Investing in inventors and innovators

In his Spring Statement in March 2018, Chancellor Philip Hammond called the Conservatives the “Party for small businesses, the champion of entrepreneurs” and “with a new tech business founded in the UK every hour…” he pledged to invest in our inventors and discoverers.

We take a look at some funds that actively invest in Britain’s start-ups and some that seek out the most innovative and fastest-growing companies around the globe.

1. Marlborough UK Micro-Cap Growth

Marlborough UK Micro-Cap Growth, which is headed up by Guy Feld and Giles Hargreave, largely invests in companies which are less than £150 million in size. In other words, the managers will only hold genuinely small start-up businesses. Because of the higher-risk nature of holding these types of stocks, the fund is highly diversified and currently has 282 individual holdings.

Its largest sector weighting is to industrials at 22.8%; this includes the likes of e-learning software company Learning Technologies Group, intellectual property services firm RWS Holdings and sewing supply manufacturer Coats Group. It also has a notable exposure to tech companies including computer manufacturing company Quixant and software firm Imimobile.

When selecting these stocks, Guy and Giles focus on detailed individual company analysis and will rely on their own qualitative judgement rather than screens or target multiples.

2. Unicorn UK Smaller Companies

Next up is Simon Moon’s Unicorn UK Smaller Companies fund, which is a much higher conviction portfolio of around 40 stocks, although these tend to have slightly larger market caps than the stocks held in the Marlborough fund.

The portfolio currently has a significant weighting to engineering companies at 18.5%, with Somero Enterprises and Frontier Developments the only two holdings to account for more than 4% each of the overall portfolio. The former is a concrete installation technology specialist while the latter is a British video game developer.

While the investment process of many small-cap funds focuses entirely on the individual companies, Simon combines sector and macroeconomic themes with his decision-making process. Market areas that the manager will never invest in include biotechnology, mining and oil & gas.

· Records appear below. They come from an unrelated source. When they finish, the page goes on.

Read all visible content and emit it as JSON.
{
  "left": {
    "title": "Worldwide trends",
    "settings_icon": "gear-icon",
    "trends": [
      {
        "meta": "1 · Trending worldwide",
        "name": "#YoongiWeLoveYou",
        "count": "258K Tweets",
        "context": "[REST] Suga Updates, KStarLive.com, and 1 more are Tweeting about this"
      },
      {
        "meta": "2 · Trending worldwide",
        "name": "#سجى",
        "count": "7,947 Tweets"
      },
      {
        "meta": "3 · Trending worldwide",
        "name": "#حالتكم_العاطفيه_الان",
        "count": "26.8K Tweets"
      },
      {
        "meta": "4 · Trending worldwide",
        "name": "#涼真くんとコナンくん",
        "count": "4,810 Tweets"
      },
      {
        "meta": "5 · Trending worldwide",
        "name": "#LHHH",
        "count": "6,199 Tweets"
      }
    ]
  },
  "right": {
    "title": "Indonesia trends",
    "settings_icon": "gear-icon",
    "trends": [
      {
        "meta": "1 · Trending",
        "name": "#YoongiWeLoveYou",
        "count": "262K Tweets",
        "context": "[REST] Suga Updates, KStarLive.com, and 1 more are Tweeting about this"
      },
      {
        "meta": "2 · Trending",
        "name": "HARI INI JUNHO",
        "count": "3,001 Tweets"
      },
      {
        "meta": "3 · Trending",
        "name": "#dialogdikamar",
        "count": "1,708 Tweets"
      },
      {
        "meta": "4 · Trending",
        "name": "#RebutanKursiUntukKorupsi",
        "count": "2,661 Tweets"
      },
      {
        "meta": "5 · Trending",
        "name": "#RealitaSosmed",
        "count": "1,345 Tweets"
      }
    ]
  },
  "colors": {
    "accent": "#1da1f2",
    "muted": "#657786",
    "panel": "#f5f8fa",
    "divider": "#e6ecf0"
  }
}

3. Liontrust UK Smaller Companies

Managed by Anthony Cross, Julian Fosh, Matthew Tonge and Victoria Stevens, Liontrust UK Smaller Companies is one of the larger, more well-known UK equity funds to invest further down the cap spectrum.

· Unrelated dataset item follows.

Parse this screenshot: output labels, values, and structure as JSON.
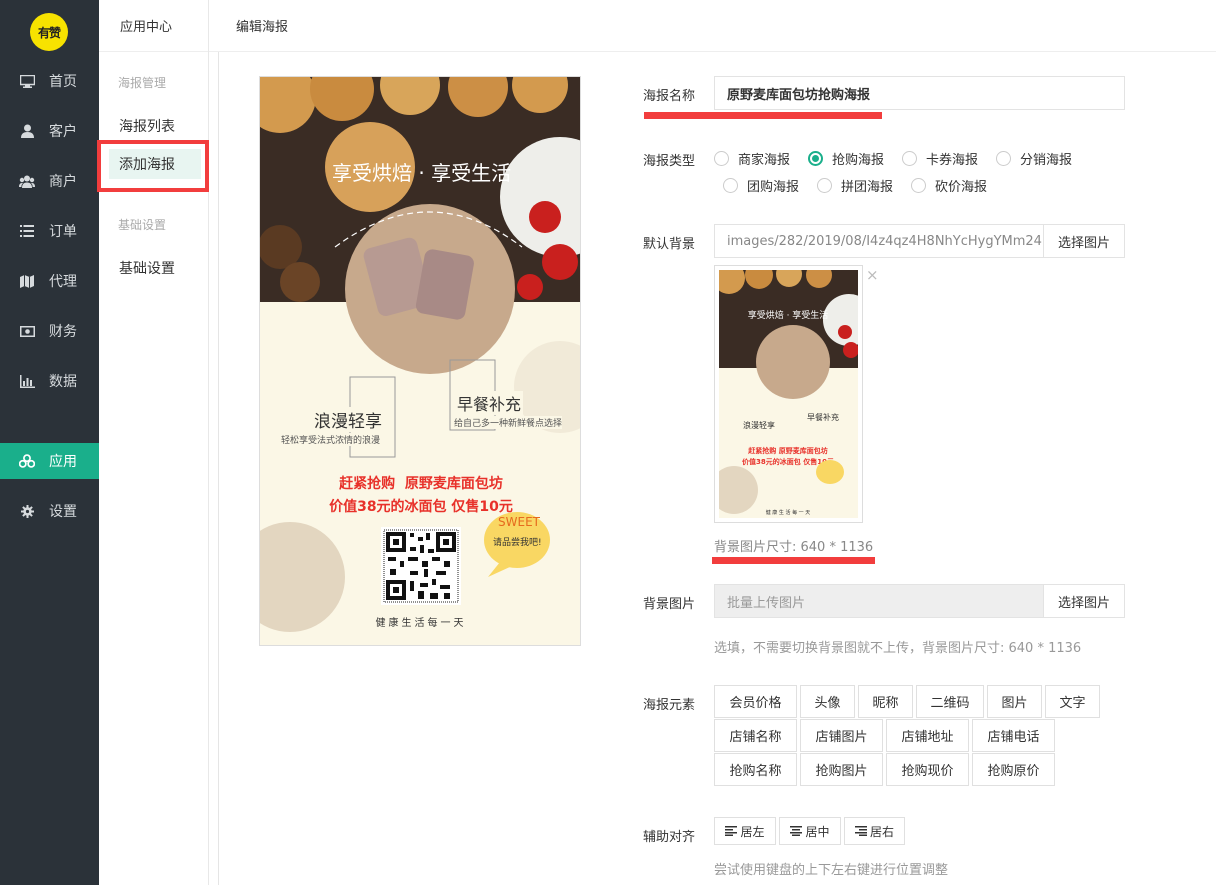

The managers tend to find most of their opportunities in the AIM market rather than in the FTSE indices; the fund currently has a 71.9% allocation to this area of the market. As such, a significant portion of the fund’s portfolio is held in start-ups. The managers have a keen bias towards companies which hold their own intellectual property, as well as those with dependable recurring revenue and sticky customers.

The fund is notably more than six times overweight technology stocks than its FTSE Small Cap ex ITs index; prime examples of the types of stocks the managers favour include: largest holding Craneware, which provides innovative software to healthcare providers; and internet service provider Gamma Communications.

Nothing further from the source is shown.